Sedimentation, bioturbation, and Hg uptake in the sediments of the estuary and Gulf of St. Lawrence

Abstract

Sedimentation rates and mixing depths have been estimated from the application of a two‐layer biodiffusion model to 210Pb profiles in sediment cores collected in the Laurentian Trough in the Estuary and Gulf of St. Lawrence. Sedimentation rates decrease exponentially with distance seaward from 0.70 cm yr−1 (0.47 g cm−2 yr−1) near the head of the Trough to 0.04 cm yr−1 (0.03 g cm−2 yr−1) in the Gulf of St. Lawrence. Mercury (Hg) sediment profiles exhibit subsurface maxima that decrease from concentrations of 0.6 ug g−1 near the entrance to the Saguenay Fjord to 0.04 µg g−1 in the central part of the Gulf. Hg release data for a chloralkali plant on the Saguenay River were used as the input function for the biodiffusion model and provided accurate simulation of measured profiles when mixing was permitted to extend into the deep (>10 cm) sediment layer. Estimates of Hg sediment inventories indicate that 100–130 tonnes (t) of Hg have been retained within the sediments of the St.
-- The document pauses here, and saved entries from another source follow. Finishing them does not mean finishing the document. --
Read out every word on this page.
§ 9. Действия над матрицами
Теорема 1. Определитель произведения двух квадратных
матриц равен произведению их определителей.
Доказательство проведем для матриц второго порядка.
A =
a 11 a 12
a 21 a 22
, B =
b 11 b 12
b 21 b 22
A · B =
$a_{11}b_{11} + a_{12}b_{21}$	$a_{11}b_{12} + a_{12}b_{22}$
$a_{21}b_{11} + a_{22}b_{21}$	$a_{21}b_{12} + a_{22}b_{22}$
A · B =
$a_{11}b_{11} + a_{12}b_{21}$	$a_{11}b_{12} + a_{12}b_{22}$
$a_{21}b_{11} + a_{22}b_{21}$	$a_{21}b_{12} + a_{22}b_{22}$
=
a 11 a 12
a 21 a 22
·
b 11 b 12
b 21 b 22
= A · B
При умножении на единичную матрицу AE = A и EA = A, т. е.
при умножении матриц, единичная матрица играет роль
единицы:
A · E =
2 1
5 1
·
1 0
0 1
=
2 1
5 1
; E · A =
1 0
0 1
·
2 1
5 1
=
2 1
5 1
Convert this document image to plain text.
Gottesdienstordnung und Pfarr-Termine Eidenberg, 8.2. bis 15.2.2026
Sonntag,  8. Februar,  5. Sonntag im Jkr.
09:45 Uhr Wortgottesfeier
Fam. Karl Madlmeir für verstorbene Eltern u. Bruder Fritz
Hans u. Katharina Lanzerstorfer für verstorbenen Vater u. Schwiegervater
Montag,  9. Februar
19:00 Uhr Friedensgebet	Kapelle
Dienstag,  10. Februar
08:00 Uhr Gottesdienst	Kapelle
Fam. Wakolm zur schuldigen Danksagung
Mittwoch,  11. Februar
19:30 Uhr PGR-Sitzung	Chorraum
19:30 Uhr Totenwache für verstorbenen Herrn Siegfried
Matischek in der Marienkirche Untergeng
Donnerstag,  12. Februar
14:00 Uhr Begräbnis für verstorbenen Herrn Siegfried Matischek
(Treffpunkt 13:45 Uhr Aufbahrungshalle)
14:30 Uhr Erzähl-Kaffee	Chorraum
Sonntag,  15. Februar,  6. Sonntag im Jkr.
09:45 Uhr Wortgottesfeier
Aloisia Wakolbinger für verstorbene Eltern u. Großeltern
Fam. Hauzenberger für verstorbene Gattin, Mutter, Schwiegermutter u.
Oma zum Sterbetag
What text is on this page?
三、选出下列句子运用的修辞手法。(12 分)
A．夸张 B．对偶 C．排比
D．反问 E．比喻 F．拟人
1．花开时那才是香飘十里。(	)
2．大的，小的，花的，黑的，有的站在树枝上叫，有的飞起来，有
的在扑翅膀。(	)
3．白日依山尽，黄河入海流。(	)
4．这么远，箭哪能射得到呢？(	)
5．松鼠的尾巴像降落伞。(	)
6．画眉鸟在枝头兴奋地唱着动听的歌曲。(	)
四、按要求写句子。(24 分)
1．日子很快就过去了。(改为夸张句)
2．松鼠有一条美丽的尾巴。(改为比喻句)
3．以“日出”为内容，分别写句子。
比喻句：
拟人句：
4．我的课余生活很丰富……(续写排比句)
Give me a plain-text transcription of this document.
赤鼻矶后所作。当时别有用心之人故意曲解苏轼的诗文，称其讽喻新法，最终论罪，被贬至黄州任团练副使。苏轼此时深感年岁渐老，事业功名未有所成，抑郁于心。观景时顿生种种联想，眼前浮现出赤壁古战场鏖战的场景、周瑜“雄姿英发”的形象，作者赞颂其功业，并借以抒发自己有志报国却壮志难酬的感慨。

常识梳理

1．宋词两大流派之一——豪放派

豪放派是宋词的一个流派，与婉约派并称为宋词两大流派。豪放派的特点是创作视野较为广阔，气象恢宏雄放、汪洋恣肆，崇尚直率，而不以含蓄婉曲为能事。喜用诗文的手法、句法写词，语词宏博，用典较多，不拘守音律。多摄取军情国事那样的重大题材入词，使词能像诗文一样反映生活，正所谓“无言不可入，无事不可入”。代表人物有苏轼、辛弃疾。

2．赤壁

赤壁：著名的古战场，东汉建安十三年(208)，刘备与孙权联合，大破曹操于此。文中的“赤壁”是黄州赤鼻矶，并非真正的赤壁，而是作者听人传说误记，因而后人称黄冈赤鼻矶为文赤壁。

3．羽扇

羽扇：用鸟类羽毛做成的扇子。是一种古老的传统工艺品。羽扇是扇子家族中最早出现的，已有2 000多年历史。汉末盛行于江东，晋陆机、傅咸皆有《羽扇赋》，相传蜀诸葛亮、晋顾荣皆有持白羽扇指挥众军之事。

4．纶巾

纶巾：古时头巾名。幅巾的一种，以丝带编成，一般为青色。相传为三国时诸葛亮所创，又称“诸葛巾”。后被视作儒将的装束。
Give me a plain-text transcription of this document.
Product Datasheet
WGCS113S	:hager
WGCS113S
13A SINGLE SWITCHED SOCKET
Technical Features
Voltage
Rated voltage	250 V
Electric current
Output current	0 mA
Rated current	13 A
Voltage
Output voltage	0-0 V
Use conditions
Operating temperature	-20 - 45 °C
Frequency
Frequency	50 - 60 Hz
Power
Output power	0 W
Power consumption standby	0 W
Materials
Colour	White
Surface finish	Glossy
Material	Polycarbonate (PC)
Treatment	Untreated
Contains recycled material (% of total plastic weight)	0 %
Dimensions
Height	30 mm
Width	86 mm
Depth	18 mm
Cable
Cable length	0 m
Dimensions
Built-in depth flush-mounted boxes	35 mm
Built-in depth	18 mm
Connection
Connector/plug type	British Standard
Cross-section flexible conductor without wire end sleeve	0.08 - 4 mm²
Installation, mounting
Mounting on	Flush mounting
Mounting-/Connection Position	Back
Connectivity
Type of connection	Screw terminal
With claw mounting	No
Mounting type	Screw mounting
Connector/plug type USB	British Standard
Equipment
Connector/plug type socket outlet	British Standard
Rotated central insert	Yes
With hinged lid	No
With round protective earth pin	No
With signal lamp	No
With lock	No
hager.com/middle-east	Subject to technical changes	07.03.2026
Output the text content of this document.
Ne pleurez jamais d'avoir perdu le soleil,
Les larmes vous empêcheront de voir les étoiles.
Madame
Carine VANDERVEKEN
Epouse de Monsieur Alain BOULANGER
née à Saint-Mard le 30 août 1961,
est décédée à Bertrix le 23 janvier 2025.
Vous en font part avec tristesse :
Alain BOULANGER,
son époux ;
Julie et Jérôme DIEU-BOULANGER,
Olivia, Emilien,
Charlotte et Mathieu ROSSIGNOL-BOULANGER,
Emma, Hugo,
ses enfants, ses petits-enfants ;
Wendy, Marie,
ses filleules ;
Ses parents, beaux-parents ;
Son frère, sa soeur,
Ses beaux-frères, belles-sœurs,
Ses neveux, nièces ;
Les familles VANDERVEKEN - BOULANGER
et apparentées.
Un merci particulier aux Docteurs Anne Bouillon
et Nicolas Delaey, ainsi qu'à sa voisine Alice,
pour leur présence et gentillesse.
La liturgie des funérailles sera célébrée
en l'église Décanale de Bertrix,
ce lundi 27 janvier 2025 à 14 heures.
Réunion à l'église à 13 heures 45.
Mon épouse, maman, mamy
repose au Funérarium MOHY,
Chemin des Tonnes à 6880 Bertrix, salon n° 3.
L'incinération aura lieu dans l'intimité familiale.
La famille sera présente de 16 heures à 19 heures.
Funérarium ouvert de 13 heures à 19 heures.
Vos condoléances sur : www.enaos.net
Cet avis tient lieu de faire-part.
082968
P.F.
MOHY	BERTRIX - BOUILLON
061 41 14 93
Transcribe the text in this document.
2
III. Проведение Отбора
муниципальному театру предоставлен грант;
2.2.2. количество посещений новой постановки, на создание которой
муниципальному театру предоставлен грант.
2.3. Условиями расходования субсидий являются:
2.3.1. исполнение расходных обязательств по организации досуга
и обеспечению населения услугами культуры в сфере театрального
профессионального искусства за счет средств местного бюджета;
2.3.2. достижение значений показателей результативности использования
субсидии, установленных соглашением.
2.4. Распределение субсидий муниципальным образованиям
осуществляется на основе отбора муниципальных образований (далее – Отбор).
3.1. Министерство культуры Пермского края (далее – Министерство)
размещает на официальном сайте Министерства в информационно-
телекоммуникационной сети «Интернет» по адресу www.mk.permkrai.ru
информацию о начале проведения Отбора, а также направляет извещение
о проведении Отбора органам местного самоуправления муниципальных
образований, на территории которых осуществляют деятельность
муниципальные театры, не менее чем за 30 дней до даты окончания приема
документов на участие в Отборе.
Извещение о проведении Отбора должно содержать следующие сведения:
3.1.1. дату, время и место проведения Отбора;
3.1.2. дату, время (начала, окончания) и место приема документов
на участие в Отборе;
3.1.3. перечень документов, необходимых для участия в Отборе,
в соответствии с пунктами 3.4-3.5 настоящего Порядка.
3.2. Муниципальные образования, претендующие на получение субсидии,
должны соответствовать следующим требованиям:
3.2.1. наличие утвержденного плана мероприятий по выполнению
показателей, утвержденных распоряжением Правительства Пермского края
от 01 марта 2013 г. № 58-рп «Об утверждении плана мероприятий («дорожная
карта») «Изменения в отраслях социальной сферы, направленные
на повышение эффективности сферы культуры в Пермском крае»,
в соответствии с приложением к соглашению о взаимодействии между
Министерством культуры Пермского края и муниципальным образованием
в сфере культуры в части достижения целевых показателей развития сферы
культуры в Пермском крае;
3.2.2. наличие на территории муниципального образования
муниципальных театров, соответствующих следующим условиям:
Lawrence Estuary, which, combined with an Hg inventory of 30 t estimated for the sediments of the Saguenay Fjord, approximately balance the 136 t of Hg released from the chloralkali plant since 1947. 137Cs and 239,240Pu sediment‐depth profiles were also simulated by the biodiffusion model using input functions based on atmospheric fallout modified by radionuclide transport through the St. Lawrence River drainage basin.